I became involved in this research as a postdoctoral fellow in Irv Weissman’s lab at Stanford University. The Weissman lab had found that LEF/TCF family transcription factors—which mediate Wnt signaling—were expressed in HSCs, and this led to the idea that Wnt might be important for the growth and maintenance of hematopoietic stem cells. My first observation was that beta-catenin, an intracellular activator of the Wnt pathway, could induce growth of HSCs and maintain them in an undifferentiated state. Later on we wanted to know whether soluble Wnt proteins could do the same thing and if this pathway was required at all by HSCs. Roel Nusse’s lab was across the hall from Irv’s lab, and we started to collaborate on the project with him and his postdoc Karl Willert, who ultimately purified Wnt3A. I moved to Duke in 2001 to start my own lab, and I continued the work here with my student Andrew Duncan, and showed that upstream Wnt signals could also regulate stem cell growth and identified Notch and Hox genes as potential mediators of the effect.
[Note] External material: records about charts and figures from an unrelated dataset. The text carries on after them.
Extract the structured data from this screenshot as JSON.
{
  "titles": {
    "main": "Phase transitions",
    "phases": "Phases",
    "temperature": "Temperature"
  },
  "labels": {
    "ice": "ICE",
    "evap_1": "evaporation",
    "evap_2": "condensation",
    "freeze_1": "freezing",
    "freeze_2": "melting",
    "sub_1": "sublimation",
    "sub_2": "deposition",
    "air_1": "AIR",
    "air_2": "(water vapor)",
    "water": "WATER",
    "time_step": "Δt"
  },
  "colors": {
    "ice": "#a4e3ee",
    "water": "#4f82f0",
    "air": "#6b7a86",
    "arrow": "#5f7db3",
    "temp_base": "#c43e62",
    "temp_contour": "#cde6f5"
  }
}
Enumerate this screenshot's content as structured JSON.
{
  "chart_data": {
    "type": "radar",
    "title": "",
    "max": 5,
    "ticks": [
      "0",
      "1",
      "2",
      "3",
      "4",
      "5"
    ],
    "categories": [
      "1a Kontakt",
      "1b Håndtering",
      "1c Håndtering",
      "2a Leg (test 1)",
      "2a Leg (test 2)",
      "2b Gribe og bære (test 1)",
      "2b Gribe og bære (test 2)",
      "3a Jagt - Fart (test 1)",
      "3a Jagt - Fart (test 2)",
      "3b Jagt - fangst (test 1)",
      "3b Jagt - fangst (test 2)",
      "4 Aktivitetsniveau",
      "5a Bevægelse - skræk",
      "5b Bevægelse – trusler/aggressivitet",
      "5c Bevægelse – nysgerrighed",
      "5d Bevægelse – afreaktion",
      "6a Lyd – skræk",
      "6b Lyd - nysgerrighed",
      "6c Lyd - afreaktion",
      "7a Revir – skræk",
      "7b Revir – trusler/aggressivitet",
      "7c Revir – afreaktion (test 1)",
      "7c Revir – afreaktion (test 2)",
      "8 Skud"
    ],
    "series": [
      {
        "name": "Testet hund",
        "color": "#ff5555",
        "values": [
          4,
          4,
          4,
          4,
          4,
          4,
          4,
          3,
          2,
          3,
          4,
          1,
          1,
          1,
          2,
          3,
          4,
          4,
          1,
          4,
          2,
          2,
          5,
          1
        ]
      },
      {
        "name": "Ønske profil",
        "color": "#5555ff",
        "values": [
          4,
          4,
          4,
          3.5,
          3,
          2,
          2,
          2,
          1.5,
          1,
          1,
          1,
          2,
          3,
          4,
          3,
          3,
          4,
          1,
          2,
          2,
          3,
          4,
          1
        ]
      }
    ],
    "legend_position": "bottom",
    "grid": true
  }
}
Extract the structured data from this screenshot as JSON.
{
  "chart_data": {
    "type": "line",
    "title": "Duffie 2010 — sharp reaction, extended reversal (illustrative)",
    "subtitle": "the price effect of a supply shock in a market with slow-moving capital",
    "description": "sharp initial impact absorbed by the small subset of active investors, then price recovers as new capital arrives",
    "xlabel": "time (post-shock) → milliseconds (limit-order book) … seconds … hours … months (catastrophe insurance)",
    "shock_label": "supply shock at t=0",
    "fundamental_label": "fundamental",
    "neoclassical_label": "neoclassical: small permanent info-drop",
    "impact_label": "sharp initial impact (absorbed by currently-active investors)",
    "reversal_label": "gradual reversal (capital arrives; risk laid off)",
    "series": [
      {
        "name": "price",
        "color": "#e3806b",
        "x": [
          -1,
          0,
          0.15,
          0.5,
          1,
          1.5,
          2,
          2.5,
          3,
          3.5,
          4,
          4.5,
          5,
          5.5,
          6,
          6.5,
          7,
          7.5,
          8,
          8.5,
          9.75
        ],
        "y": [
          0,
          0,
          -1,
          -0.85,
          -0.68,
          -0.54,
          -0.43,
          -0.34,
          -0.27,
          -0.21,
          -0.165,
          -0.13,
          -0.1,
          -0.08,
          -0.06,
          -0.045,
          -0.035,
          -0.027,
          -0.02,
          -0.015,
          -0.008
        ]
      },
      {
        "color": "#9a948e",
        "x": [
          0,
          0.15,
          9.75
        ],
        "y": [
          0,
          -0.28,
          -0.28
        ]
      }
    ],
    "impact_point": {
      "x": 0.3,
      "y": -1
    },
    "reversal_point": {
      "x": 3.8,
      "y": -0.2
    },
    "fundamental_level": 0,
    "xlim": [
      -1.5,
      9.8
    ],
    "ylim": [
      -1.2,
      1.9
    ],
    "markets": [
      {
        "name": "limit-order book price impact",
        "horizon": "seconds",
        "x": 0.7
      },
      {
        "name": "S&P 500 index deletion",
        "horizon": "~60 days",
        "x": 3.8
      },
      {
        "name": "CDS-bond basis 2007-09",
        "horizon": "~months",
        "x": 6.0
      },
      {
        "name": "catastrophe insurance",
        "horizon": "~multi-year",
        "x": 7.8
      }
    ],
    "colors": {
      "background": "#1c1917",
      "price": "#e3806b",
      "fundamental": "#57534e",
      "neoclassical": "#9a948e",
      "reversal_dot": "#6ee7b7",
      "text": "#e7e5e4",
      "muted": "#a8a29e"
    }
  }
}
Billions of new blood cells are produced in the body each day, all derived from the hematopoietic stem cell. Because most mature blood stem cells have a limited lifespan, the ability of HSCs to perpetuate themselves through self-renewal and generate new blood cells for the lifetime of an organism is critical to sustaining life. A key problem in hematopoietic stem cell biology is how HSC self-renewal is regulated. Our work shows that HSC self-renewal is regulated by the Wnt signaling pathway. Progress in the basic understanding of regulation of HSC self-renewal has significant practical ramifications since identification of factors that influence HSC growth is a critical step towards defining ways to expand stem cells in vitro; thereby improving transplantation-based therapies for leukemias and other cancers.